ART | CRITIQUE

L’Ouverture

PJulie Silberberg
@06 Nov 2009

Dans le cadre la Xe biennale de Lyon, le Musée d’Art contemporain a mis à la disposition de l’artiste turc Sarkis l’intégralité des 1200 m2 de son second étage. Mais, Sarkis a choisi d’occuper les lieux par la modestie du vide.

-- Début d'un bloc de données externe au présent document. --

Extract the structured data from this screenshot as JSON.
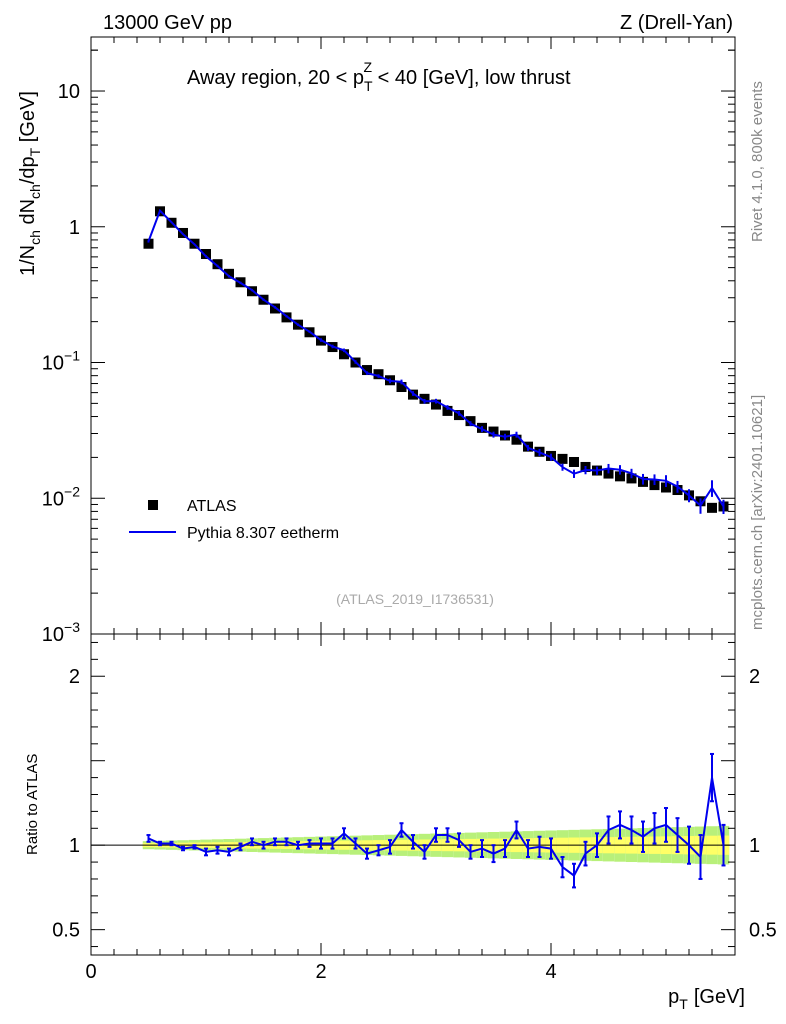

L’installation L’Ouverture fait partie de la trilogie Le monde est illisible mon cœur si, qui a été proposée au Musée d’Art contemporain de Lyon en 2002. Des œuvres anciennes de Sarkis étaient exposées dans une première scène intitulée La Brûlure, puis recouvertes de précieux kilims du XVIIIe siècle dans la seconde scène, L’Espace de musique, pour enfin disparaître complètement dans la dernière scène rééditée pour la Biennale: L’Ouverture.
Par cette déliquescence progressive de la matérialité, Sarkis a voulu démythifier le geste créateur, sacralisé par le narcissisme d’un certain art contemporain, et reconsidérer la relation que le spectateur entretient avec l’œuvre.

Entourée d’une tuyauterie, diffusant l’air extérieur à l’intérieur de la salle, comme pour donner «l’air du temps», l’espace quasi vide de L’Ouverture est parsemé d’une multitude d’hebdomadaires du monde entier, déposés chaque semaine au centre de l’espace et effeuillés par la ventilation.

Un simple regard suffit pour embrasser visuellement la totalité de l’espace de 1200 m2 et constater que l’on se trouve au centre d’une salle quasiment vide où rien n’est proposé.
En écho au thème de la Biennale de Lyon «Le spectacle du quotidien», Sarkis tente de revenir sur l’une des préoccupations de l’art des années 1960: incorporer le spectateur dans le processus de création.

Sous l’impulsion de Fluxus aux États-Unis et des Situationnistes en France, cette reconsidération du rôle du spectateur répond à un projet politique: ôter à l’art son aspect élitiste en supprimant la passivité qu’induit «l’œuvre rétinienne».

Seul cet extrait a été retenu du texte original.